For a child under the age of 13 whose account is opted in to the feature, and whose parents chose to receive notifications for the feature, sending the child an adversarial image or one that benignly triggers a false positive classification means that, should they decide to proceed through both warnings, they will see something that’s not sexually explicit, and a notification will be sent to their parents. Because the photo that triggered the notification is preserved on the child’s device, their parents can confirm that the image was not sexually explicit.
Again… I’m not going to test this feature. To the best of my knowledge, I have zero pictures of naked people on my phone, and I’m certainly not going to add some to see how absurd the machine learning is. It’s a bit old fashioned, to be sure, but if you’d rather not have pictures of your bait and tackle leaked on the internet, don’t take pictures of your Austin Powers Rocket Bits. At least not on your phone. Standalone digital cameras without WiFi are cheap now!
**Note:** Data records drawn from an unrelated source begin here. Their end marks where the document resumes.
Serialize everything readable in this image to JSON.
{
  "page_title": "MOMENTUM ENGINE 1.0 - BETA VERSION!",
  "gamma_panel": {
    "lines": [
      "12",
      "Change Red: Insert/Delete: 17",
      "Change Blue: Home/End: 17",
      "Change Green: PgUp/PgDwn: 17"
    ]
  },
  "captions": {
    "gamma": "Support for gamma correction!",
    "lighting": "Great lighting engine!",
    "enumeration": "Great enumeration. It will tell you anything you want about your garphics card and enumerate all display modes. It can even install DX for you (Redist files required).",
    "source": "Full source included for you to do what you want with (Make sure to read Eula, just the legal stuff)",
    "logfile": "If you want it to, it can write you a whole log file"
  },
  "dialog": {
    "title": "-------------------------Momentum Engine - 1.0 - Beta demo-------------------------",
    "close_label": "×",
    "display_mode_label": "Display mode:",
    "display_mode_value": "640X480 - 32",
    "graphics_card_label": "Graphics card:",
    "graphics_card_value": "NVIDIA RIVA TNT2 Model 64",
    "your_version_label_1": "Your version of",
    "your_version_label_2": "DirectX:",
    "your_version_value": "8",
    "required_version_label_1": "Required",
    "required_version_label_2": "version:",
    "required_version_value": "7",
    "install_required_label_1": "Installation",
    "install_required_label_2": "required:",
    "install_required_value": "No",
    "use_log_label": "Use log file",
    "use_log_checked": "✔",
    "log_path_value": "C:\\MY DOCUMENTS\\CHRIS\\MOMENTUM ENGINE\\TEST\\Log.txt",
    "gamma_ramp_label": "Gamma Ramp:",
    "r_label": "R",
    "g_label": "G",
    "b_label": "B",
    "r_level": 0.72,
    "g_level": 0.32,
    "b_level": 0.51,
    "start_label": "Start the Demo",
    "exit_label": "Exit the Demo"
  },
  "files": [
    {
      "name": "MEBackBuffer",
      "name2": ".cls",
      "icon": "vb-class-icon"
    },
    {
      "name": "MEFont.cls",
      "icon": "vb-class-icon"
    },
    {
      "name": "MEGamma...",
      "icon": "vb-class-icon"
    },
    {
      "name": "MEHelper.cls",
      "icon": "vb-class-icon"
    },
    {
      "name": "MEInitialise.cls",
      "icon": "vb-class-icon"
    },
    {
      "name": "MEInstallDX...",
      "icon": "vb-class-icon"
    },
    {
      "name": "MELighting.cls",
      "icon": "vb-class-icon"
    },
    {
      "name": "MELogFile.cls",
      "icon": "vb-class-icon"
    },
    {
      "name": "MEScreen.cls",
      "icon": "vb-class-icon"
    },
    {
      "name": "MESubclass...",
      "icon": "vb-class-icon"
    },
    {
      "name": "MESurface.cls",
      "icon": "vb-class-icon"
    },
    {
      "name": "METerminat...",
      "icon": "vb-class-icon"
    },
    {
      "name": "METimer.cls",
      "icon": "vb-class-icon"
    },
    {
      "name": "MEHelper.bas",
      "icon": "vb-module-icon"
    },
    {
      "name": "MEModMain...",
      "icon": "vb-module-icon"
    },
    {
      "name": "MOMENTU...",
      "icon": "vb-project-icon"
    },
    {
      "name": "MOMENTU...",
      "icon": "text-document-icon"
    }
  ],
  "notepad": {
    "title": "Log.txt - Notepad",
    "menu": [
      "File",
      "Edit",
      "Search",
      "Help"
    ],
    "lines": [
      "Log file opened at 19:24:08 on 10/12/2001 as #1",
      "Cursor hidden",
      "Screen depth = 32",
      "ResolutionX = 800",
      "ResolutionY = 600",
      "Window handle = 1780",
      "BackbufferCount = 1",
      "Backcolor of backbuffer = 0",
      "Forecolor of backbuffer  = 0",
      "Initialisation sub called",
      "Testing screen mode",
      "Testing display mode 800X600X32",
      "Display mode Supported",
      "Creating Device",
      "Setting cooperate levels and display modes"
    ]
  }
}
NeuralHash Scanning iCloud Uploads for Known CP
The last bit is the one that really has people up in arms (though moreso if they confuse it with the previous one, as seems common), and is the part that really pushes against a range of boundaries.
This is the part where, before any photo from your phone is uploaded to iCloud (which, I believe, is the default setting for a new device), it is scanned (on your device) with an image hashing algorithm against an encrypted list of “known bad images,” with the results hidden, obfuscated, wrapped with a couple layers of interesting crypto, and sent up to the cloud for later analysis.
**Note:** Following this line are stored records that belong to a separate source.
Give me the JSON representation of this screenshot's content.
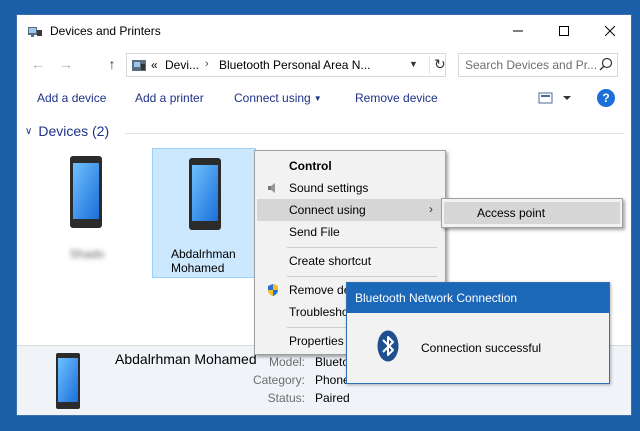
{
  "window": {
    "title": "Devices and Printers"
  },
  "address": {
    "prefix": "«",
    "crumbs": [
      "Devi...",
      "Bluetooth Personal Area N..."
    ],
    "search_placeholder": "Search Devices and Pr..."
  },
  "toolbar": {
    "add_device": "Add a device",
    "add_printer": "Add a printer",
    "connect_using": "Connect using",
    "remove_device": "Remove device"
  },
  "section": {
    "label": "Devices (2)"
  },
  "devices": [
    {
      "name": "Shado"
    },
    {
      "name": "Abdalrhman Mohamed"
    }
  ],
  "details": {
    "device_name": "Abdalrhman Mohamed",
    "fields": [
      {
        "key": "Model:",
        "value": "Blueto"
      },
      {
        "key": "Category:",
        "value": "Phone"
      },
      {
        "key": "Status:",
        "value": "Paired"
      }
    ]
  },
  "context_menu": {
    "items": [
      "Control",
      "Sound settings",
      "Connect using",
      "Send File",
      "Create shortcut",
      "Remove de",
      "Troublesho",
      "Properties"
    ]
  },
  "submenu": {
    "items": [
      "Access point"
    ]
  },
  "toast": {
    "title": "Bluetooth Network Connection",
    "message": "Connection successful"
  },
  "colors": {
    "accent": "#1c68b8",
    "link": "#1e3287",
    "selection": "#cce8ff",
    "desktop": "#1a5fa8"
  }
}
This part does not use machine learning - it’s not looking for “Well, this looks like it might be a picture of a child in a bondage dungeon…” sort of images. It’s looking for very specific images that are “known bad material,” with a hash algorithm that is (supposedly) robust against things like resizing and small amounts of cropping (which I’ll dive into a bit later).
Apple’s initial documents on this focused very, very heavily on the crypto aspects and ignored the policy aspects - with later documents expanding on the policy side extensively, though how much you believe policy matters depends an awful lot on how much you know about the whole “National Security Letter with Gag Order” thing that goes on.
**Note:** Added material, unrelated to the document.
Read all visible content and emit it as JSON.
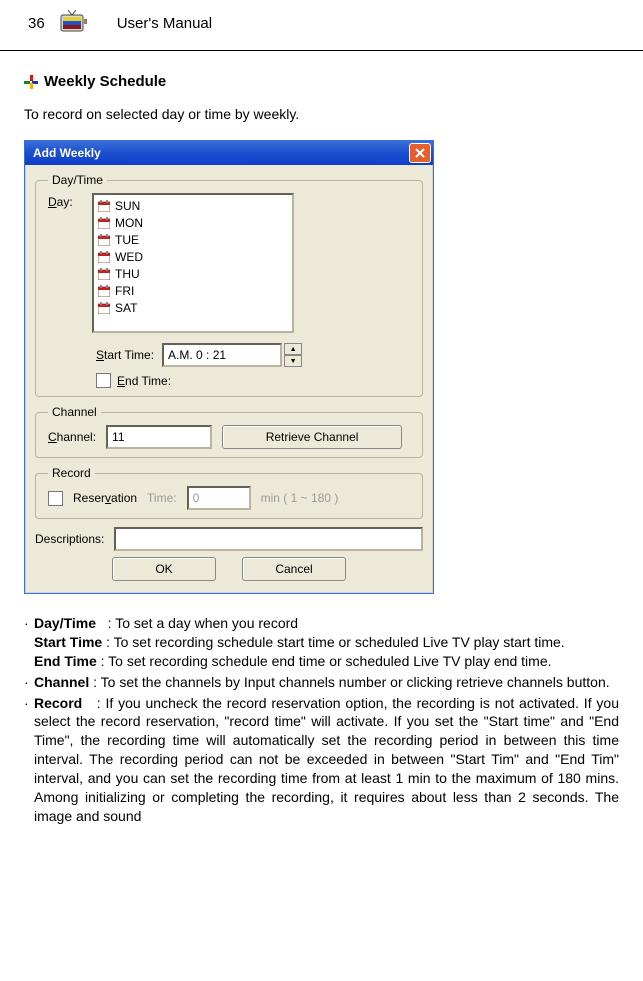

The process, in a nutshell:
Apple encrypts an externally provided database of “known bad image perceptual hashes” and embeds it in their OS.
Before uploading an image to iCloud, your device runs the perceptual hash algorithm on the image, comparing against the encrypted database in such a way that your device does not know if it matches, but the attached content can only be decrypted if there is a match.
Your device also packages some data derived from a decryption key such that if the remote server has enough of these blobs, they can assemble the decryption key. Enough is defined by Apple.
This whole package (image or a derived image - slightly unclear, and what Apple calls the “safety voucher”) is uploaded to the iCloud servers.
On some interval, the iCloud system compares the submitted safety vouchers with the hash database it knows about, finding matching images in accounts. This allows the system to attempt to generate a decryption key from the fragments, and if enough matching images are present, the fragments form the decryption key to then analyze the actual image content of all matching images.
These images are subject to a manual review process to determine if they are actually CSAM. If yes, the account is disabled and all relevant information is provided to the proper authorities.
I’m going to go into more depth in these steps below - but this is what the whole matching process looks like.
Apple is really proud of the crypto parts of it. They have the algorithm description (in the usual “means something to crypto experts” style document), and they have a couple statements by well enough known cryptographers that the system works as advertised. It’s a really odd document package for something like this, but it’s what Apple has chosen to focus on. I have my thoughts on this, but… first, the process in more detail.
The Source of the Encrypted Hashes
If some of the following stuff seems a bit confused and scattered… that’s only because Apple’s documents are confused and scattered. The later documents tend to add a lot of additional information that wasn’t present in the early documents, and I tend to believe this is because Apple is pretty much winging it right now, putting out responses to concerns on the fly based on what they think they might be able to do.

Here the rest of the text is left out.